Hidup orang yang di dalam Kristus adalah hidup yang sudah diubahkan, hidup yang memiliki
relasi dengan Allah. Hidup di dalam Kristus berarti menjadi keluarga Allah. Maka di sini perlu
ditekankan bahwa jika kita menjadi keluarga Allah artinya kita tidak sendiri, kita hidup
bersama-sama dengan orang lain. Maka inilah kesempatan kita untuk menunjukkan kepedulian
terhadap sesama kita. Dalam doa Bapa kami, mengapa bukan ‘Bapaku yang di surga’
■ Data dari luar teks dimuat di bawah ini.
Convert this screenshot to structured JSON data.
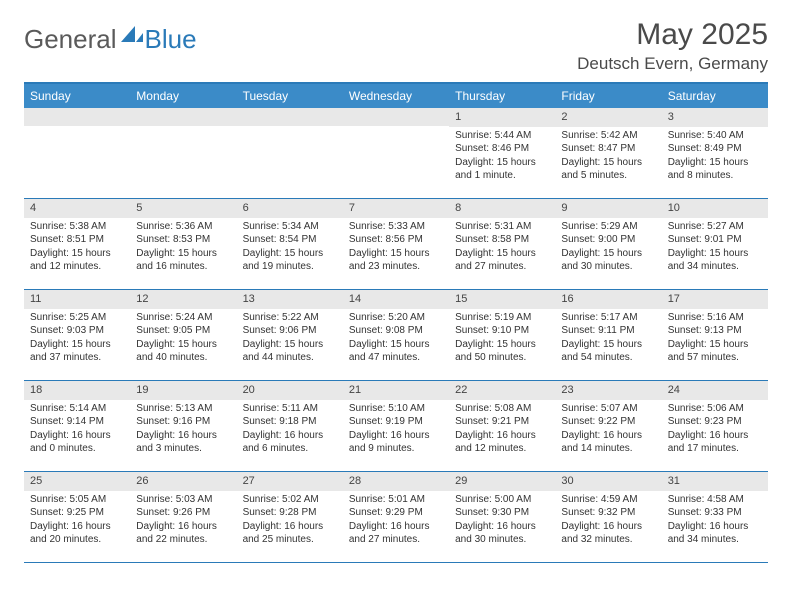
{
  "logo": {
    "part1": "General",
    "part2": "Blue"
  },
  "title": "May 2025",
  "location": "Deutsch Evern, Germany",
  "colors": {
    "header_bg": "#3b8bc8",
    "border": "#2a7ab8",
    "daynum_bg": "#e8e8e8",
    "text": "#333333",
    "logo_gray": "#5a5a5a",
    "logo_blue": "#2a7ab8"
  },
  "day_headers": [
    "Sunday",
    "Monday",
    "Tuesday",
    "Wednesday",
    "Thursday",
    "Friday",
    "Saturday"
  ],
  "weeks": [
    [
      {
        "n": "",
        "sunrise": "",
        "sunset": "",
        "daylight": ""
      },
      {
        "n": "",
        "sunrise": "",
        "sunset": "",
        "daylight": ""
      },
      {
        "n": "",
        "sunrise": "",
        "sunset": "",
        "daylight": ""
      },
      {
        "n": "",
        "sunrise": "",
        "sunset": "",
        "daylight": ""
      },
      {
        "n": "1",
        "sunrise": "Sunrise: 5:44 AM",
        "sunset": "Sunset: 8:46 PM",
        "daylight": "Daylight: 15 hours and 1 minute."
      },
      {
        "n": "2",
        "sunrise": "Sunrise: 5:42 AM",
        "sunset": "Sunset: 8:47 PM",
        "daylight": "Daylight: 15 hours and 5 minutes."
      },
      {
        "n": "3",
        "sunrise": "Sunrise: 5:40 AM",
        "sunset": "Sunset: 8:49 PM",
        "daylight": "Daylight: 15 hours and 8 minutes."
      }
    ],
    [
      {
        "n": "4",
        "sunrise": "Sunrise: 5:38 AM",
        "sunset": "Sunset: 8:51 PM",
        "daylight": "Daylight: 15 hours and 12 minutes."
      },
      {
        "n": "5",
        "sunrise": "Sunrise: 5:36 AM",
        "sunset": "Sunset: 8:53 PM",
        "daylight": "Daylight: 15 hours and 16 minutes."
      },
      {
        "n": "6",
        "sunrise": "Sunrise: 5:34 AM",
        "sunset": "Sunset: 8:54 PM",
        "daylight": "Daylight: 15 hours and 19 minutes."
      },
      {
        "n": "7",
        "sunrise": "Sunrise: 5:33 AM",
        "sunset": "Sunset: 8:56 PM",
        "daylight": "Daylight: 15 hours and 23 minutes."
      },
      {
        "n": "8",
        "sunrise": "Sunrise: 5:31 AM",
        "sunset": "Sunset: 8:58 PM",
        "daylight": "Daylight: 15 hours and 27 minutes."
      },
      {
        "n": "9",
        "sunrise": "Sunrise: 5:29 AM",
        "sunset": "Sunset: 9:00 PM",
        "daylight": "Daylight: 15 hours and 30 minutes."
      },
      {
        "n": "10",
        "sunrise": "Sunrise: 5:27 AM",
        "sunset": "Sunset: 9:01 PM",
        "daylight": "Daylight: 15 hours and 34 minutes."
      }
    ],
    [
      {
        "n": "11",
        "sunrise": "Sunrise: 5:25 AM",
        "sunset": "Sunset: 9:03 PM",
        "daylight": "Daylight: 15 hours and 37 minutes."
      },
      {
        "n": "12",
        "sunrise": "Sunrise: 5:24 AM",
        "sunset": "Sunset: 9:05 PM",
        "daylight": "Daylight: 15 hours and 40 minutes."
      },
      {
        "n": "13",
        "sunrise": "Sunrise: 5:22 AM",
        "sunset": "Sunset: 9:06 PM",
        "daylight": "Daylight: 15 hours and 44 minutes."
      },
      {
        "n": "14",
        "sunrise": "Sunrise: 5:20 AM",
        "sunset": "Sunset: 9:08 PM",
        "daylight": "Daylight: 15 hours and 47 minutes."
      },
      {
        "n": "15",
        "sunrise": "Sunrise: 5:19 AM",
        "sunset": "Sunset: 9:10 PM",
        "daylight": "Daylight: 15 hours and 50 minutes."
      },
      {
        "n": "16",
        "sunrise": "Sunrise: 5:17 AM",
        "sunset": "Sunset: 9:11 PM",
        "daylight": "Daylight: 15 hours and 54 minutes."
      },
      {
        "n": "17",
        "sunrise": "Sunrise: 5:16 AM",
        "sunset": "Sunset: 9:13 PM",
        "daylight": "Daylight: 15 hours and 57 minutes."
      }
    ],
    [
      {
        "n": "18",
        "sunrise": "Sunrise: 5:14 AM",
        "sunset": "Sunset: 9:14 PM",
        "daylight": "Daylight: 16 hours and 0 minutes."
      },
      {
        "n": "19",
        "sunrise": "Sunrise: 5:13 AM",
        "sunset": "Sunset: 9:16 PM",
        "daylight": "Daylight: 16 hours and 3 minutes."
      },
      {
        "n": "20",
        "sunrise": "Sunrise: 5:11 AM",
        "sunset": "Sunset: 9:18 PM",
        "daylight": "Daylight: 16 hours and 6 minutes."
      },
      {
        "n": "21",
        "sunrise": "Sunrise: 5:10 AM",
        "sunset": "Sunset: 9:19 PM",
        "daylight": "Daylight: 16 hours and 9 minutes."
      },
      {
        "n": "22",
        "sunrise": "Sunrise: 5:08 AM",
        "sunset": "Sunset: 9:21 PM",
        "daylight": "Daylight: 16 hours and 12 minutes."
      },
      {
        "n": "23",
        "sunrise": "Sunrise: 5:07 AM",
        "sunset": "Sunset: 9:22 PM",
        "daylight": "Daylight: 16 hours and 14 minutes."
      },
      {
        "n": "24",
        "sunrise": "Sunrise: 5:06 AM",
        "sunset": "Sunset: 9:23 PM",
        "daylight": "Daylight: 16 hours and 17 minutes."
      }
    ],
    [
      {
        "n": "25",
        "sunrise": "Sunrise: 5:05 AM",
        "sunset": "Sunset: 9:25 PM",
        "daylight": "Daylight: 16 hours and 20 minutes."
      },
      {
        "n": "26",
        "sunrise": "Sunrise: 5:03 AM",
        "sunset": "Sunset: 9:26 PM",
        "daylight": "Daylight: 16 hours and 22 minutes."
      },
      {
        "n": "27",
        "sunrise": "Sunrise: 5:02 AM",
        "sunset": "Sunset: 9:28 PM",
        "daylight": "Daylight: 16 hours and 25 minutes."
      },
      {
        "n": "28",
        "sunrise": "Sunrise: 5:01 AM",
        "sunset": "Sunset: 9:29 PM",
        "daylight": "Daylight: 16 hours and 27 minutes."
      },
      {
        "n": "29",
        "sunrise": "Sunrise: 5:00 AM",
        "sunset": "Sunset: 9:30 PM",
        "daylight": "Daylight: 16 hours and 30 minutes."
      },
      {
        "n": "30",
        "sunrise": "Sunrise: 4:59 AM",
        "sunset": "Sunset: 9:32 PM",
        "daylight": "Daylight: 16 hours and 32 minutes."
      },
      {
        "n": "31",
        "sunrise": "Sunrise: 4:58 AM",
        "sunset": "Sunset: 9:33 PM",
        "daylight": "Daylight: 16 hours and 34 minutes."
      }
    ]
  ]
}
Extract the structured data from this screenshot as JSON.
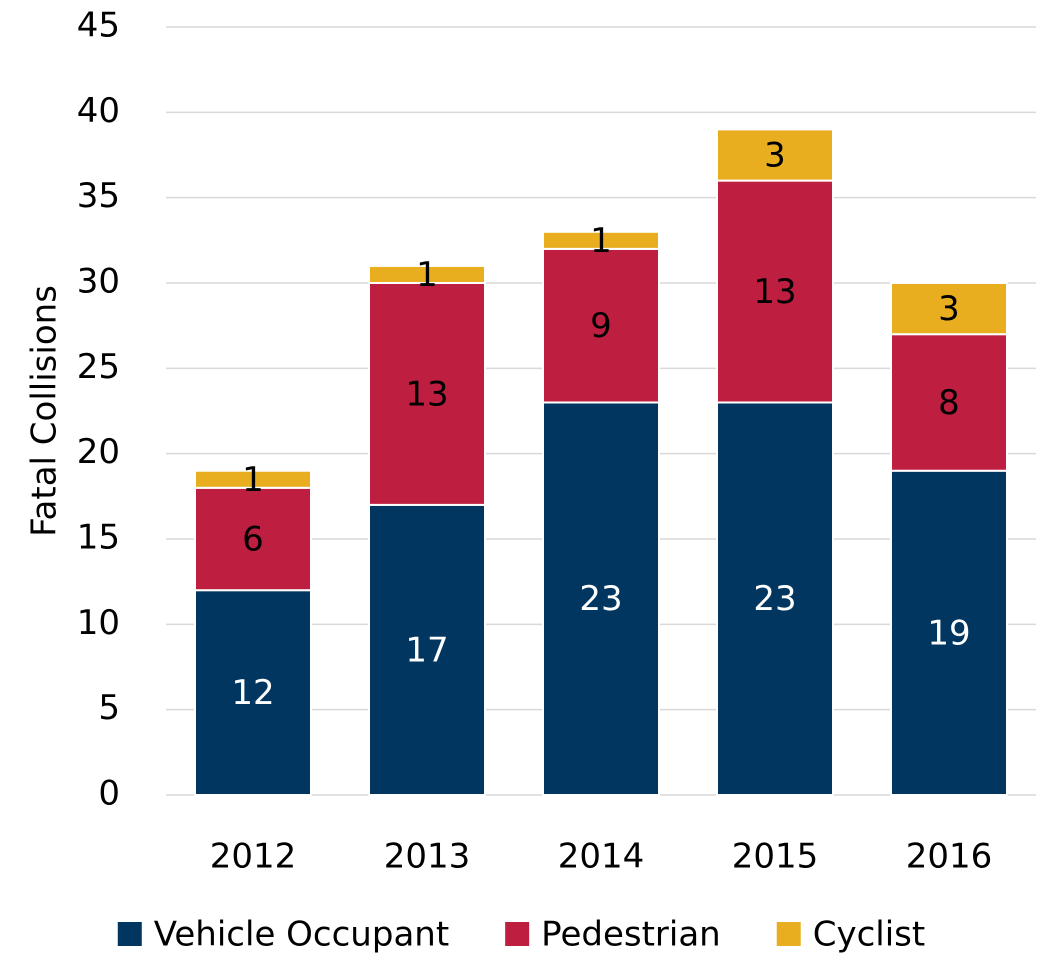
{
  "chart_data": {
    "type": "stacked_bar",
    "y_label": "Fatal Collisions",
    "categories": [
      "2012",
      "2013",
      "2014",
      "2015",
      "2016"
    ],
    "series": [
      {
        "name": "Vehicle Occupant",
        "color": "#003660",
        "values": [
          12,
          17,
          23,
          23,
          19
        ]
      },
      {
        "name": "Pedestrian",
        "color": "#be1e3f",
        "values": [
          6,
          13,
          9,
          13,
          8
        ]
      },
      {
        "name": "Cyclist",
        "color": "#e8ae20",
        "values": [
          1,
          1,
          1,
          3,
          3
        ]
      }
    ],
    "ylim": [
      0,
      45
    ],
    "yticks": [
      0,
      5,
      10,
      15,
      20,
      25,
      30,
      35,
      40,
      45
    ],
    "grid": true,
    "legend": "bottom"
  }
}
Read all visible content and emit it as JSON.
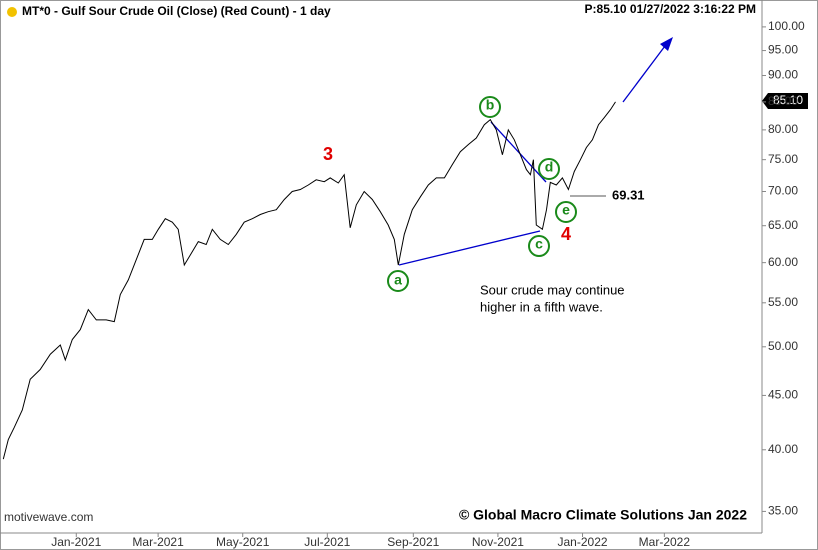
{
  "chart_data": {
    "type": "line",
    "title": "MT*0 - Gulf Sour Crude Oil (Close) (Red Count) - 1 day",
    "subtitle": "P:85.10  01/27/2022 3:16:22 PM",
    "watermark": "motivewave.com",
    "copyright": "© Global Macro Climate Solutions Jan 2022",
    "note": [
      "Sour crude may continue",
      "higher in a fifth wave."
    ],
    "price_tag": "85.10",
    "level_label": "69.31",
    "wave_labels": {
      "w3": "3",
      "w4": "4",
      "a": "a",
      "b": "b",
      "c": "c",
      "d": "d",
      "e": "e"
    },
    "log_scale": true,
    "color": "#000000",
    "annotation_color": "#0000cc",
    "xlim": [
      -55,
      494.4
    ],
    "ylim": [
      33.4,
      106
    ],
    "xticks": [
      {
        "value": 0,
        "label": "Jan-2021"
      },
      {
        "value": 59,
        "label": "Mar-2021"
      },
      {
        "value": 120,
        "label": "May-2021"
      },
      {
        "value": 181,
        "label": "Jul-2021"
      },
      {
        "value": 243,
        "label": "Sep-2021"
      },
      {
        "value": 304,
        "label": "Nov-2021"
      },
      {
        "value": 365,
        "label": "Jan-2022"
      },
      {
        "value": 424,
        "label": "Mar-2022"
      }
    ],
    "yticks": [
      {
        "value": 35,
        "label": "35.00"
      },
      {
        "value": 40,
        "label": "40.00"
      },
      {
        "value": 45,
        "label": "45.00"
      },
      {
        "value": 50,
        "label": "50.00"
      },
      {
        "value": 55,
        "label": "55.00"
      },
      {
        "value": 60,
        "label": "60.00"
      },
      {
        "value": 65,
        "label": "65.00"
      },
      {
        "value": 70,
        "label": "70.00"
      },
      {
        "value": 75,
        "label": "75.00"
      },
      {
        "value": 80,
        "label": "80.00"
      },
      {
        "value": 85,
        "label": "85.00"
      },
      {
        "value": 90,
        "label": "90.00"
      },
      {
        "value": 95,
        "label": "95.00"
      },
      {
        "value": 100,
        "label": "100.00"
      }
    ],
    "series": [
      {
        "name": "Close",
        "color": "#000000",
        "x": [
          -52.6,
          -49,
          -44.7,
          -38.9,
          -33.2,
          -26,
          -18.7,
          -11.5,
          -7.9,
          -2.9,
          2.9,
          8.7,
          14.4,
          21.6,
          27.4,
          31.7,
          37.5,
          43.3,
          49,
          54.8,
          59.1,
          64.2,
          69.2,
          73.5,
          77.9,
          82.2,
          88,
          93.7,
          98.1,
          103.8,
          109.6,
          115.4,
          121.1,
          126.9,
          132.7,
          138.4,
          144.2,
          150,
          155.7,
          161.5,
          167.3,
          173,
          178.8,
          183.1,
          188.9,
          193.2,
          197.5,
          201.9,
          207.6,
          213.4,
          219.2,
          224.9,
          229.3,
          232.2,
          236.5,
          242.3,
          248.1,
          253.8,
          259.6,
          265.4,
          271.1,
          276.9,
          282.7,
          288.4,
          294.2,
          298.5,
          302.8,
          307.2,
          311.5,
          315.8,
          320.2,
          324.5,
          327.4,
          329.6,
          331.7,
          336.1,
          339,
          341.8,
          346.1,
          350.5,
          354.8,
          359.1,
          363.5,
          367.8,
          372.1,
          376.5,
          380.8,
          385.2,
          388.8
        ],
        "values": [
          39.2,
          40.9,
          42,
          43.6,
          46.6,
          47.6,
          49.2,
          50.2,
          48.6,
          50.8,
          51.9,
          54.2,
          53,
          53,
          52.8,
          56,
          57.8,
          60.4,
          63.1,
          63.1,
          64.5,
          66,
          65.5,
          64.5,
          59.7,
          61,
          62.8,
          62.4,
          64.5,
          63.1,
          62.4,
          63.8,
          65.5,
          66,
          66.6,
          67,
          67.3,
          68.8,
          70,
          70.3,
          71,
          71.8,
          71.5,
          72.1,
          71.3,
          72.6,
          64.7,
          68,
          70,
          68.8,
          67,
          65.1,
          63.1,
          59.7,
          63.8,
          67.3,
          69.2,
          71,
          72.1,
          72.1,
          74.2,
          76.3,
          77.5,
          78.6,
          80.9,
          81.8,
          80,
          75.8,
          80,
          78.3,
          75.8,
          73.4,
          72.6,
          75,
          65.1,
          64.5,
          67.3,
          71.4,
          71,
          72.1,
          70.3,
          73.1,
          75,
          77,
          78.3,
          80.9,
          82.2,
          83.6,
          85
        ]
      }
    ]
  }
}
melainkan ‘Bapa kami’? ‘Bapa kami’ menunjukkan suatu keadaan bersama-sama dan bukan
hanya untuk diri kita sendiri.
Saat kita memperhatikan orang lain kita harus memiliki tujuan supaya orang lain itu memiliki
rasa kepedulian kepada orang lain lagi juga. Seringkali ketika kita peduli dengan orang lain, hal
ini semakin menyuburkan kedagingannya dan hanya membuat dia semakin memperhatikan
dirinya sendiri saja. Itulah sebabnya kita perlu mengerti kapan harus peduli kepada orang yang
benar-benar membutuhkan dan kapan tidak. Terkadang Tuhan mendidik kita untuk tidak egois
dengan seakan-akan membiarkan kita sendiri untuk membuat kita sadar dan berbalik dari
kesalahan kita. Tetapi dibalik didikan Tuhan yang keras, kita harus selalu memiliki pengharapan
bahwa Tuhan pasti memberikan yang terbaik.
Inilah makna tujuan hidup, bahwa manusia hidup bukan untuk mementingkan diri sendiri tetapi
mementingkan kepentingan orang lain juga. Kita diajar untuk tidak tinggal di zona nyaman kita,
kita diajar untuk tidak menyuburkan manusia lama kita tetapi untuk makin memiliki kepedulian
kepada orang lain. Saat lahir ke dunia ini kita tidak tahu tujuan hidup kita untuk apa, tetapi
sesungguhnya kita datang ke dunia yang bukan milik kita tetapi ke dunia milik Bapa. Oleh
karena itu tujuan hidup kita pasti bukan demi diri sendiri tetapi demi kemuliaan Tuhan boleh
dinyatakan. Salah satunya adalah di saat kita belajar untuk mementingkan kepentingan orang
lain sehingga orang lain pun boleh memuliakan Tuhan.
Anak Allah datang ke dunia bukan untuk bersenang-senang, mengumpulkan harta maupun
melakukan hal-hal yang dianggap menyenangkan. Tetapi anak Allah datang untuk berkorban,
meninggalkan kesetaraan-Nya dengan Bapa, bahkan sampai mati di kayu salib untuk menebus
manusia dari perbudakan dosa. Biarlah ini menjadi sebuah dorongan bagi kita untuk peduli
kepada orang lain untuk memberitakan kebenaran sekaligus mengikis keegoisan diri.